Thu Nov 25 12:09:55 UTC 2021

On Thursday, 25 November 2021 at 10:41:05 UTC, Rumbu wrote:
> Well:
>
> ```
> #line IntegerLiteral Filespec? EndOfLine
> ```
>
> Having EndOfLine at the end means for me that there are no 
> other EOLs between, otherwise this syntax should pass but it's 
> not (DMD last):
>
> ```d
> #line 12
> "source.d"
> ```

The lexical grammar section starts with:

> The source text is decoded from its source representation into 
> Unicode Characters. The Characters are further divided into: 
> WhiteSpace, EndOfLine, Comments, SpecialTokenSequences, and 
> Tokens, with the source terminated by an EndOfFile.

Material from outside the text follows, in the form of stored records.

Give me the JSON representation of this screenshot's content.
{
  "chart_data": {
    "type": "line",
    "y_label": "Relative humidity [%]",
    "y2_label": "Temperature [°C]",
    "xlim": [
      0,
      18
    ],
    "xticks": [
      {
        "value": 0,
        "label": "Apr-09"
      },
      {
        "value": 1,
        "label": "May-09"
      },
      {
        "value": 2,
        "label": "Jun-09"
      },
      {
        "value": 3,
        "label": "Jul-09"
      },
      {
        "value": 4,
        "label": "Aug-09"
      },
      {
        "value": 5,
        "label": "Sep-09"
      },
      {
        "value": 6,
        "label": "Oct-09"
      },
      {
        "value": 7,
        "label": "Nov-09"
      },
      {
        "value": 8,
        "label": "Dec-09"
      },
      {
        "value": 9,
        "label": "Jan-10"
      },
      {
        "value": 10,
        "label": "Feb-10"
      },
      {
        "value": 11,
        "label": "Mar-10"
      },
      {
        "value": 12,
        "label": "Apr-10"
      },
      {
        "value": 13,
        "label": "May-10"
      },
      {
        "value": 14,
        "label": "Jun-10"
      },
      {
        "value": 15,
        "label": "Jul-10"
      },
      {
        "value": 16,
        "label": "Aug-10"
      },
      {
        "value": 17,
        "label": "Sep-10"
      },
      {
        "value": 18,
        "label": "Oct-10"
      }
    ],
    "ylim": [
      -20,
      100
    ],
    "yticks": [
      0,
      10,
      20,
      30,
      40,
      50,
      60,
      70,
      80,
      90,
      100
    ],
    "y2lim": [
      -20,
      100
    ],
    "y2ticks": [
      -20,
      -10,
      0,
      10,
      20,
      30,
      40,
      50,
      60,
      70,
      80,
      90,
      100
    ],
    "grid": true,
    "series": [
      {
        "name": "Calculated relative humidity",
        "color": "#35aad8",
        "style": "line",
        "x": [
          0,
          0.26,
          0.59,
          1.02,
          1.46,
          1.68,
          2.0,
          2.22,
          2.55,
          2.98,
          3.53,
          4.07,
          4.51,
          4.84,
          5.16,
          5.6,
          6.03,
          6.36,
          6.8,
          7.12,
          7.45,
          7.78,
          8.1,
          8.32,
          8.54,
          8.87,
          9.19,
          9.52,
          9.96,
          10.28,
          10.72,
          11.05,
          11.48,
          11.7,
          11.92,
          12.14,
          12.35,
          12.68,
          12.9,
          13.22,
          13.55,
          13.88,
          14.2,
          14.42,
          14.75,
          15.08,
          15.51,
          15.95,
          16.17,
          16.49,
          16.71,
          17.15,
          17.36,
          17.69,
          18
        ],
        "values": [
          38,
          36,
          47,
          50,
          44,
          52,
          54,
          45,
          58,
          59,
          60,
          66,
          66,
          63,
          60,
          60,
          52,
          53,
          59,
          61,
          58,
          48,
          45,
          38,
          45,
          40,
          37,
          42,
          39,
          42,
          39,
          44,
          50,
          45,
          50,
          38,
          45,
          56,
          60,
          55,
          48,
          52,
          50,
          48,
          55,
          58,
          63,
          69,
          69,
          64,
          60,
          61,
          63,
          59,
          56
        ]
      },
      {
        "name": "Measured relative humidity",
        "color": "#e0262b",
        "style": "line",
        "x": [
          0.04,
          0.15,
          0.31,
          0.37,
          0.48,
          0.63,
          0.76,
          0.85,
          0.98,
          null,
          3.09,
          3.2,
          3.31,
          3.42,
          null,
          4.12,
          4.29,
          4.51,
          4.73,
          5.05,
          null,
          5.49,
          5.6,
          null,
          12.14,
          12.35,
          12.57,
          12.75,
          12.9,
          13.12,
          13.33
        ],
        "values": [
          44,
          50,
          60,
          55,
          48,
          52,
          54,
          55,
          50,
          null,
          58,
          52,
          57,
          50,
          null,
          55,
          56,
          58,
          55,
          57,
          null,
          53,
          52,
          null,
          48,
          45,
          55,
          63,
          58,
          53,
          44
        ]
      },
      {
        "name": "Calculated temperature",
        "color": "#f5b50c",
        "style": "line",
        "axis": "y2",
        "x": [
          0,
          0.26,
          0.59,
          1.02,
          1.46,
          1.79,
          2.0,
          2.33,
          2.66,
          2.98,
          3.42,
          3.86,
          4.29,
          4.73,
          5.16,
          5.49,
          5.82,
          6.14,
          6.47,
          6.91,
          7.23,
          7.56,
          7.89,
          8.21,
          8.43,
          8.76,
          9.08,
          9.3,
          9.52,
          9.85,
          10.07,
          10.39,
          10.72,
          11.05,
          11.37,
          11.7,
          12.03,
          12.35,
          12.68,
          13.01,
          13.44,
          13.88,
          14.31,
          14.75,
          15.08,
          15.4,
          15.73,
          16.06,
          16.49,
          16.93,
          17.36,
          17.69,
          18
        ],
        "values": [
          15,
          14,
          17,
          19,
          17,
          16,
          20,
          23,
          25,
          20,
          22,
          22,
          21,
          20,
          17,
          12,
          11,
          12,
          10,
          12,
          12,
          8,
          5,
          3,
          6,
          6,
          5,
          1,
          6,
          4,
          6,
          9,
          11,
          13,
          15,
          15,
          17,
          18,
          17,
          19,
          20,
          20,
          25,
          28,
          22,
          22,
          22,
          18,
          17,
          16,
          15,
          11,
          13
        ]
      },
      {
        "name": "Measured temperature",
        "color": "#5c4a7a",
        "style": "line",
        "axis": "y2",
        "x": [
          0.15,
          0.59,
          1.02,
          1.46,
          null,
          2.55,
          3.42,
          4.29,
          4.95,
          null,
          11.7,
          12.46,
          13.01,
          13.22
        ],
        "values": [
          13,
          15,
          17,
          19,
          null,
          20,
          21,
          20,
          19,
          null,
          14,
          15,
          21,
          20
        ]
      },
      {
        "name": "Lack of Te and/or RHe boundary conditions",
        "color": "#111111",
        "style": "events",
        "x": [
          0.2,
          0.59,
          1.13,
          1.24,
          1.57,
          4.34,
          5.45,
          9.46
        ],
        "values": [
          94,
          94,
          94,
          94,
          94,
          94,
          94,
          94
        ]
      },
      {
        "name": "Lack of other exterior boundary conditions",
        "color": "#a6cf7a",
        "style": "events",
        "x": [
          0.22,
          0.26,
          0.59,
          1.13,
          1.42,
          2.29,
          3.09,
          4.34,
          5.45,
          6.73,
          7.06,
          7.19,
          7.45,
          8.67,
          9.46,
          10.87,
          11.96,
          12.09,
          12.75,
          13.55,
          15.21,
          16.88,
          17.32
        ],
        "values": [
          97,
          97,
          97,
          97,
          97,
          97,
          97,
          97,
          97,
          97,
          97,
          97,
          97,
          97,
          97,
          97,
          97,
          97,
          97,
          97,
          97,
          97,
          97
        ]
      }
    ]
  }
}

What it's failing to mention is how in the lexical grammar rules, 
spaces denote 'immediate concatenation' of the characters/rules 
before and after it, e.g.:
```
DecimalDigits:
     DecimalDigit
     DecimalDigit DecimalDigits
```
`3 1  4` is not a single `IntegerLiteral`, it needs to be `314`.

Now in the parsing grammar, it should mention that spaces denote 
immediate concatenation of *Tokens*, with arbitrary *Comments* 
and *WhiteSpace* inbetween. So the rule:
```
AtAttribute:
     @ nogc
```
Means: an @ token, followed by arbitrary comments and whitespace, 
followed by an identifier token that equals "nogc". That explains 
your first example.

Regarding this lexical rule:
```
#line IntegerLiteral Filespec? EndOfLine
```
This is wrong already from a lexical standpoint, it would suggest 
a SpecialTokenSequence looks like this:
```
#line10"file"
```

The implementation actually looks for a # token, skips 
*WhiteSpace* and *Comment*s, looks for an identifier token 
("line"), and then it goes into a custom loop that allows 
separation by *WhiteSpace* but not *Comment*, and also the first 
'\n' will be assumed to be the final *EndOfLine*, which is why 
this fails:
```
#line 12
"source.d"
```
It thinks it's done after "12".

In conclusion the specification should:
- define the notation used in lexical / parsing grammar blocks
- clearly distinguish lexical / parsing blocks
- fix up the `SpecialTokenSequence` definition (and maybe change 
dmd as well)

By the way, the parsing grammar defines:
```
LinkageType:
     C
     C++
     D
     Windows
     System
     Objective-C
```
C++ and Objective-C cannot be single tokens currently, so they 
are actually 2/3, which is why these are allowed:

```D
extern(C
        ++)
void f() {}

extern(Objective
        -
        C)
void g() {}
```
This should also be fixed in the spec.

> I am not asking this questions out of thin air, I am trying to 
> write a conforming lexer and this is one of the ambiguities.

That's cool! Are you writing an editor plugin?